Als kind was ik een dromenvanger. Misschien omdat ik vaak ziek was. Misschien was ik vaak ziek vanwege de zwijgplicht. Mijn vader was leraar en communist en dat mocht niet. Mijn moeder zei: ‘wat ze ook vragen over thuis: zwijg, anders krijgt papa ontslag en hebben wij geen geld voor eten en huur.’ Op praten buiten de deur stond zoiets als de dood.
Misschien krijg je in tijden van isolatie dromen cadeau ter compensatie van het gemis aan dagelijks avontuur. Onder de gegeven omstandigheden was het niet zo vreemd dat mijn dromen angstaanjagend waren: ik werd achterna gezeten en als ik probeerde hard weg te rennen liep ik door stroop, ook zat ik vaak opgesloten in kerkers en torenkamers en dan waren er nog de valdromen waarbij ik in diepe putten en zwarte kanalen viel. Mijn moeder zei dat het dromen waren, er was geen echt gevaar.
Ik hoefde niet bang te zijn zoals zij in de oorlog toen de Moffen overal op de loer lagen en haar vader ondergedoken was. Ze vertelde zo levensecht over alle benarde situaties dat mijn broertje en ik zaten te rillen op de bank en ze ons op moest beuren met haar vriendin Rika Vermanen die over de sloot sprong met een polsstok.
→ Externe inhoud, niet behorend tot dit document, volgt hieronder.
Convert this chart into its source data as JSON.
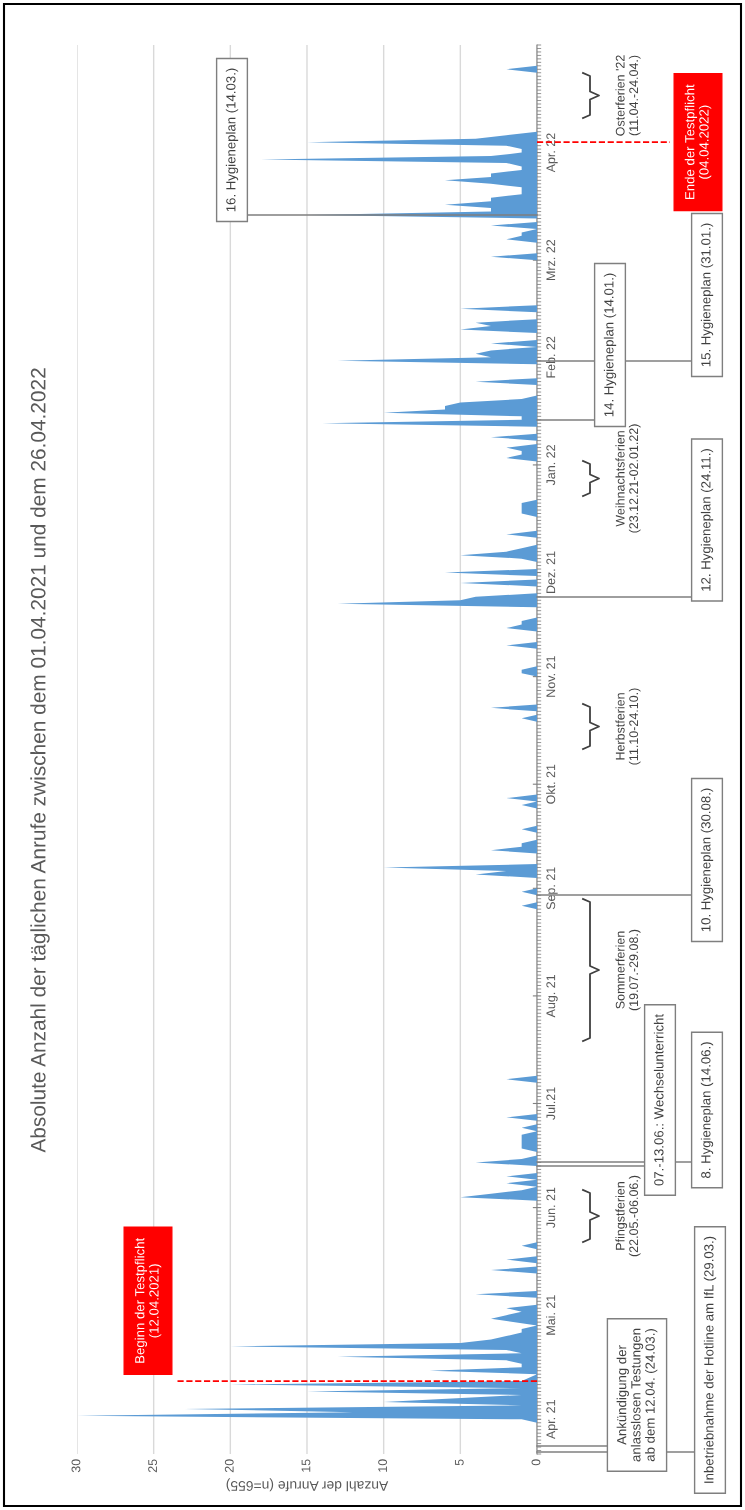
{
  "chart_data": {
    "type": "area",
    "orientation": "horizontal",
    "title": "Absolute Anzahl der täglichen Anrufe zwischen dem 01.04.2021 und dem 26.04.2022",
    "xlabel": "Anzahl der Anrufe (n=655)",
    "xlim": [
      30,
      0
    ],
    "xticks": [
      0,
      5,
      10,
      15,
      20,
      25,
      30
    ],
    "ylim": [
      "2021-03-22",
      "2022-05-02"
    ],
    "yticks": [
      {
        "value": "2021-04-01",
        "label": "Apr. 21"
      },
      {
        "value": "2021-05-01",
        "label": "Mai. 21"
      },
      {
        "value": "2021-06-01",
        "label": "Jun. 21"
      },
      {
        "value": "2021-07-01",
        "label": "Jul.21"
      },
      {
        "value": "2021-08-01",
        "label": "Aug. 21"
      },
      {
        "value": "2021-09-01",
        "label": "Sep. 21"
      },
      {
        "value": "2021-10-01",
        "label": "Okt. 21"
      },
      {
        "value": "2021-11-01",
        "label": "Nov. 21"
      },
      {
        "value": "2021-12-01",
        "label": "Dez. 21"
      },
      {
        "value": "2022-01-01",
        "label": "Jan. 22"
      },
      {
        "value": "2022-02-01",
        "label": "Feb. 22"
      },
      {
        "value": "2022-03-01",
        "label": "Mrz. 22"
      },
      {
        "value": "2022-04-01",
        "label": "Apr. 22"
      }
    ],
    "grid": "x",
    "x": [
      "2021-03-31",
      "2021-04-01",
      "2021-04-02",
      "2021-04-03",
      "2021-04-04",
      "2021-04-05",
      "2021-04-06",
      "2021-04-08",
      "2021-04-09",
      "2021-04-10",
      "2021-04-11",
      "2021-04-12",
      "2021-04-14",
      "2021-04-15",
      "2021-04-16",
      "2021-04-17",
      "2021-04-18",
      "2021-04-19",
      "2021-04-20",
      "2021-04-21",
      "2021-04-22",
      "2021-04-23",
      "2021-04-24",
      "2021-04-25",
      "2021-04-26",
      "2021-04-27",
      "2021-04-28",
      "2021-04-30",
      "2021-05-01",
      "2021-05-02",
      "2021-05-03",
      "2021-05-04",
      "2021-05-06",
      "2021-05-07",
      "2021-05-08",
      "2021-05-13",
      "2021-05-14",
      "2021-05-15",
      "2021-05-16",
      "2021-05-17",
      "2021-05-18",
      "2021-05-20",
      "2021-05-21",
      "2021-05-22",
      "2021-06-03",
      "2021-06-04",
      "2021-06-05",
      "2021-06-06",
      "2021-06-07",
      "2021-06-08",
      "2021-06-09",
      "2021-06-10",
      "2021-06-11",
      "2021-06-13",
      "2021-06-14",
      "2021-06-15",
      "2021-06-16",
      "2021-06-17",
      "2021-06-18",
      "2021-06-22",
      "2021-06-23",
      "2021-06-24",
      "2021-06-25",
      "2021-06-26",
      "2021-06-27",
      "2021-06-28",
      "2021-07-07",
      "2021-07-08",
      "2021-07-09",
      "2021-08-26",
      "2021-08-27",
      "2021-08-28",
      "2021-08-30",
      "2021-08-31",
      "2021-09-01",
      "2021-09-04",
      "2021-09-05",
      "2021-09-06",
      "2021-09-07",
      "2021-09-08",
      "2021-09-11",
      "2021-09-12",
      "2021-09-13",
      "2021-09-14",
      "2021-09-15",
      "2021-09-17",
      "2021-09-18",
      "2021-09-19",
      "2021-09-24",
      "2021-09-25",
      "2021-09-26",
      "2021-09-27",
      "2021-09-28",
      "2021-10-19",
      "2021-10-20",
      "2021-10-21",
      "2021-10-22",
      "2021-10-23",
      "2021-10-24",
      "2021-11-01",
      "2021-11-02",
      "2021-11-03",
      "2021-11-04",
      "2021-11-09",
      "2021-11-10",
      "2021-11-11",
      "2021-11-14",
      "2021-11-15",
      "2021-11-16",
      "2021-11-17",
      "2021-11-18",
      "2021-11-21",
      "2021-11-22",
      "2021-11-23",
      "2021-11-24",
      "2021-11-25",
      "2021-11-27",
      "2021-11-28",
      "2021-11-29",
      "2021-11-30",
      "2021-12-01",
      "2021-12-02",
      "2021-12-04",
      "2021-12-05",
      "2021-12-06",
      "2021-12-07",
      "2021-12-08",
      "2021-12-09",
      "2021-12-11",
      "2021-12-12",
      "2021-12-13",
      "2021-12-17",
      "2021-12-18",
      "2021-12-21",
      "2021-12-22",
      "2022-01-02",
      "2022-01-03",
      "2022-01-04",
      "2022-01-05",
      "2022-01-06",
      "2022-01-07",
      "2022-01-08",
      "2022-01-09",
      "2022-01-10",
      "2022-01-12",
      "2022-01-13",
      "2022-01-14",
      "2022-01-15",
      "2022-01-16",
      "2022-01-17",
      "2022-01-18",
      "2022-01-19",
      "2022-01-20",
      "2022-01-21",
      "2022-01-24",
      "2022-01-25",
      "2022-01-26",
      "2022-01-30",
      "2022-01-31",
      "2022-02-01",
      "2022-02-02",
      "2022-02-03",
      "2022-02-04",
      "2022-02-05",
      "2022-02-06",
      "2022-02-08",
      "2022-02-09",
      "2022-02-10",
      "2022-02-11",
      "2022-02-12",
      "2022-02-14",
      "2022-02-15",
      "2022-02-16",
      "2022-03-01",
      "2022-03-02",
      "2022-03-03",
      "2022-03-06",
      "2022-03-07",
      "2022-03-08",
      "2022-03-09",
      "2022-03-10",
      "2022-03-11",
      "2022-03-12",
      "2022-03-13",
      "2022-03-14",
      "2022-03-15",
      "2022-03-16",
      "2022-03-17",
      "2022-03-18",
      "2022-03-19",
      "2022-03-20",
      "2022-03-21",
      "2022-03-22",
      "2022-03-23",
      "2022-03-24",
      "2022-03-25",
      "2022-03-26",
      "2022-03-27",
      "2022-03-28",
      "2022-03-29",
      "2022-03-30",
      "2022-03-31",
      "2022-04-01",
      "2022-04-02",
      "2022-04-03",
      "2022-04-04",
      "2022-04-05",
      "2022-04-06",
      "2022-04-07",
      "2022-04-24",
      "2022-04-25",
      "2022-04-26"
    ],
    "series": [
      {
        "color": "#5b9bd5",
        "values": [
          0,
          1,
          30,
          12,
          23,
          1,
          10,
          1,
          15,
          1,
          20,
          1,
          0,
          7,
          1,
          1,
          2,
          13,
          1,
          2,
          20,
          5,
          3,
          2,
          1,
          1,
          0,
          3,
          2,
          1,
          2,
          0,
          0,
          4,
          0,
          0,
          3,
          0,
          0,
          2,
          0,
          0,
          1,
          0,
          0,
          5,
          3,
          1,
          0,
          2,
          0,
          2,
          0,
          0,
          4,
          1,
          0,
          0,
          1,
          1,
          0,
          1,
          0,
          0,
          2,
          0,
          0,
          2,
          0,
          0,
          1,
          0,
          0,
          1,
          0,
          0,
          4,
          2,
          10,
          0,
          0,
          3,
          1,
          1,
          0,
          0,
          1,
          0,
          0,
          1,
          0,
          2,
          0,
          0,
          1,
          0,
          0,
          3,
          0,
          0,
          1,
          1,
          0,
          0,
          2,
          0,
          0,
          2,
          1,
          1,
          0,
          0,
          13,
          5,
          4,
          0,
          0,
          5,
          0,
          0,
          6,
          0,
          0,
          1,
          5,
          2,
          1,
          0,
          0,
          2,
          0,
          0,
          1,
          1,
          0,
          0,
          2,
          1,
          1,
          2,
          0,
          0,
          3,
          0,
          0,
          14,
          1,
          1,
          10,
          6,
          6,
          5,
          1,
          0,
          0,
          4,
          0,
          0,
          13,
          3,
          4,
          3,
          0,
          3,
          0,
          0,
          5,
          3,
          4,
          0,
          0,
          5,
          0,
          0,
          3,
          0,
          0,
          2,
          1,
          1,
          0,
          3,
          0,
          0,
          15,
          3,
          3,
          6,
          3,
          3,
          1,
          1,
          1,
          3,
          6,
          3,
          3,
          1,
          1,
          2,
          18,
          3,
          1,
          1,
          2,
          15,
          4,
          2,
          0,
          0,
          2,
          0
        ]
      }
    ],
    "ref_lines": [
      {
        "axis": "y",
        "value": "2021-04-12",
        "label": "Beginn der Testpflicht\n(12.04.2021)",
        "color": "#ff0000",
        "line_style": "dashed"
      },
      {
        "axis": "y",
        "value": "2022-04-04",
        "label": "Ende der Testpflicht\n(04.04.2022)",
        "color": "#ff0000",
        "line_style": "dashed"
      }
    ],
    "annotations": [
      "Inbetriebnahme der Hotline am IfL (29.03.)",
      "Ankündigung der\nanlasslosen Testungen\nab dem 12.04. (24.03.)",
      "07.-13.06.: Wechselunterricht",
      "8. Hygieneplan (14.06.)",
      "10. Hygieneplan (30.08.)",
      "12. Hygieneplan (24.11.)",
      "14. Hygieneplan (14.01.)",
      "15. Hygieneplan (31.01.)",
      "16. Hygieneplan (14.03.)",
      "Pfingstferien\n(22.05.-06.06.)",
      "Sommerferien\n(19.07.-29.08.)",
      "Herbstferien\n(11.10-24.10.)",
      "Weihnachtsferien\n(23.12.21-02.01.22)",
      "Osterferien '22\n(11.04.-24.04.)"
    ]
  }
}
Rika haalde de overkant niet en gleed langs de stok de sloot in, haar wijde rok waaierde als een klaproos om haar heen.
Op zeker moment droomde ik drie nachten achter elkaar dat ik bij de sluis in Tiel in de diepte viel, een zwart gat, dreigend en zuigend. Ik spartelde, hapte naar adem en werd verstijfd van angst wakker. Ik voelde het gewicht van de gewatteerde deken die mij beschermde tegen het plafond dat bijna elke avond omlaag kwam en dreigend boven me bleef hangen.
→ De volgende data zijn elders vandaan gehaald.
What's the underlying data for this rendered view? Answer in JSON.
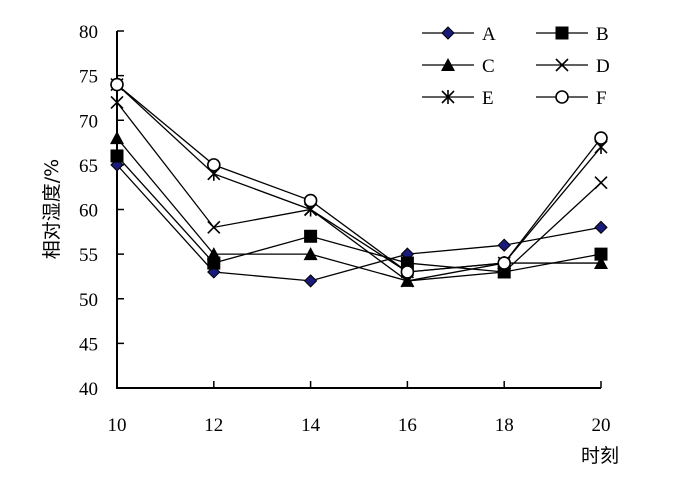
{
  "chart_data": {
    "type": "line",
    "xlabel": "时刻",
    "ylabel": "相对湿度/%",
    "x": [
      10,
      12,
      14,
      16,
      18,
      20
    ],
    "xlim": [
      10,
      20
    ],
    "ylim": [
      40,
      80
    ],
    "xticks": [
      "10",
      "12",
      "14",
      "16",
      "18",
      "20"
    ],
    "yticks": [
      "40",
      "45",
      "50",
      "55",
      "60",
      "65",
      "70",
      "75",
      "80"
    ],
    "grid": false,
    "legend_position": "top-right",
    "series": [
      {
        "name": "A",
        "marker": "diamond",
        "values": [
          65,
          53,
          52,
          55,
          56,
          58
        ]
      },
      {
        "name": "B",
        "marker": "square",
        "values": [
          66,
          54,
          57,
          54,
          53,
          55
        ]
      },
      {
        "name": "C",
        "marker": "triangle",
        "values": [
          68,
          55,
          55,
          52,
          54,
          54
        ]
      },
      {
        "name": "D",
        "marker": "x",
        "values": [
          72,
          58,
          60,
          52,
          53,
          63
        ]
      },
      {
        "name": "E",
        "marker": "asterisk",
        "values": [
          74,
          64,
          60,
          53,
          54,
          67
        ]
      },
      {
        "name": "F",
        "marker": "circle",
        "values": [
          74,
          65,
          61,
          53,
          54,
          68
        ]
      }
    ]
  }
}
Bonnie zou dit vele jaren later verklaren met het droomlichaam dat los komt van het fysieke lichaam en overal heen kan zweven langs het zilveren koord. Dat zilveren koord had ik nooit gezien, alleen dat zakkende plafond.
De dikke deken voelde vertrouwd. Ik was wakker. Ik durfde niet meer te slapen, bang dat ik verdrinken zou.
Dat was het moment.
Het drong tot me door dat ik in mijn droom niet bang hoefde te zijn om te verdrinken. Mama had dat al gezegd, maar nu wist ik het zelf. In mijn droom kon ik verdrinken zonder te verdrinken. Ik was ineens nieuwsgierig hoe dat was. Maar ook bang, want hoe wist ik dat het een droom was?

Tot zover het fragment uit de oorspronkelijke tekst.